鈴木:そうですね。アメリカの方が先導してやってる部分は宇宙業界だけでなくて、例えば医療機器の会社の規模等のランキングを紹介してくれましたが、日本の会社はほとんど入っていなくて、アメリカが日本の先を進んでいるという印象は受けました。
黒松さんが感じた課題を解決していくために、何ができるのかなって思ったことはありますか?。

黒松:やっぱりアメリカは宇宙開発でも歴史があるし、そこに対して日本がもう完全に独立した形で宇宙でのルールとかを作っていくっていうのはちょっと難しいのかなと思っていて、やっぱり日本とか他のヨーロッパの国とかもそうですけど、やっぱりアメリカ単独でやるんじゃなくて色んな国が関わって一緒にルールを作っていくっていうのが、やっぱり今のところはいい解決策なんじゃないかなと思いますね。

鈴木:アルテミス計画など、アメリカだけでは手に負えないからこそ、日本やヨーロッパに参加を呼びかけていると思いますし、課題解決のチャンスはたくさんあると思います。

そろそろインタビュー時間も終わりに近づいてきましたが、フクダ電子に行く前と行った後で何か医学に対する考え方とか変化はありましたか?

黒松:はい、やっぱり宇宙医学の中で医療機器を作るというのも 1 つトピックとしてあるというのは分かっていたんですが、それじゃあ宇宙で使う機器を作るとなった時にどういう課題があって、それがどれぐらい難しいものか全然理解できていなかったので、そこをまず教わったというのは良かったなと思ってます。
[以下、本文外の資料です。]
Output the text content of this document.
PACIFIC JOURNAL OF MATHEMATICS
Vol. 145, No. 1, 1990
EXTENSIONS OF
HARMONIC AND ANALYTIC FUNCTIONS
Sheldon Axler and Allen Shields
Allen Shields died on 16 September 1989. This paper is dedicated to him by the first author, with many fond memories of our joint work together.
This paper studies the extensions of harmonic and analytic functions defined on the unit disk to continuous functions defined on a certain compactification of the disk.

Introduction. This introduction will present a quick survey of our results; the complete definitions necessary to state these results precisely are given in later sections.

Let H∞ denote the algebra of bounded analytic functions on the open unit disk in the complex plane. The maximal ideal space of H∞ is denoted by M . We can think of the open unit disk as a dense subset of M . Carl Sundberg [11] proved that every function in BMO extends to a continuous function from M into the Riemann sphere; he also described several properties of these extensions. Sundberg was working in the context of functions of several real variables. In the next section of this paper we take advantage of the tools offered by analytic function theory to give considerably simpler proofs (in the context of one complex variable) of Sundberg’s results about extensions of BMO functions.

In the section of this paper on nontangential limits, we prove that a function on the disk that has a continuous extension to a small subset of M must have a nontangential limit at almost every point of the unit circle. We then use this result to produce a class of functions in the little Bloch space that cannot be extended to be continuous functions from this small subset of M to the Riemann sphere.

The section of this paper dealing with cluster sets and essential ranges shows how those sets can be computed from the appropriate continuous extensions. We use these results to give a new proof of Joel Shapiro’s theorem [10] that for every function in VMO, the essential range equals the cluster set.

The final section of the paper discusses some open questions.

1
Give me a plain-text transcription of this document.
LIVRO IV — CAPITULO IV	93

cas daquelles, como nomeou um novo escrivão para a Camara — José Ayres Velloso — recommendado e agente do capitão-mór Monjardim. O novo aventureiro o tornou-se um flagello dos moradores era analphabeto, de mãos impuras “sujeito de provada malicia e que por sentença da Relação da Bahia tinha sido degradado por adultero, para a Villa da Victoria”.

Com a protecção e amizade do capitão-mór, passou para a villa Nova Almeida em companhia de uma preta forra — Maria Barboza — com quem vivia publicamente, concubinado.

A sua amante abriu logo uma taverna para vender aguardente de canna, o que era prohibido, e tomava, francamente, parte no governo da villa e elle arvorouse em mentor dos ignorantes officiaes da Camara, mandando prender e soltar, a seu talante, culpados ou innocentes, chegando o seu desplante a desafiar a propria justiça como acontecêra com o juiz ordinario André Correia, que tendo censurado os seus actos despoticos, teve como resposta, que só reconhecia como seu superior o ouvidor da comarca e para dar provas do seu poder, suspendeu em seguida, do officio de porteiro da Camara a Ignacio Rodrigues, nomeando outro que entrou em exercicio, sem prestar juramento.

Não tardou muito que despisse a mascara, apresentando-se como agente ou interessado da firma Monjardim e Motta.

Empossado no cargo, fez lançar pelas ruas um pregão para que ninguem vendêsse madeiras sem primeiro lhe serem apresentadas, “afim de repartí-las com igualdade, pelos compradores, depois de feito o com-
その辺が見えてきて、これからどういうことやっていけばいいか考えられるようになったことが良かったなと思ってます。

鈴木:最後に黒松さんはこれから、どのような形で宇宙医学に関わっていくおつもりでしょうか?

黒松:僕は宇宙医学に対してビジネス的なアプローチがしたいなと思っています。

自分で最初から立ち上げていくっていうのは、宇宙に関しても医学に関しても全然自分がエキスパートではないので難しいのかなと思っています。そこでまずは投資する立場として色んなヘルスケアの事業に投資をしたいと思っていて、その中に宇宙医学の事業とかもあればいいなと思っています。そこで経験を積んで、自分で宇宙医学に関する事業を起こして、人類に貢献できたらいいなという風に思ってます。

鈴木: ビジネス展開をしていく上で、今回のフクダ電子株式会社での実習で学んだ経験を生かして頑張っていただきたいと思います。本日はありがとうございました。

黒松:ありがとうございました。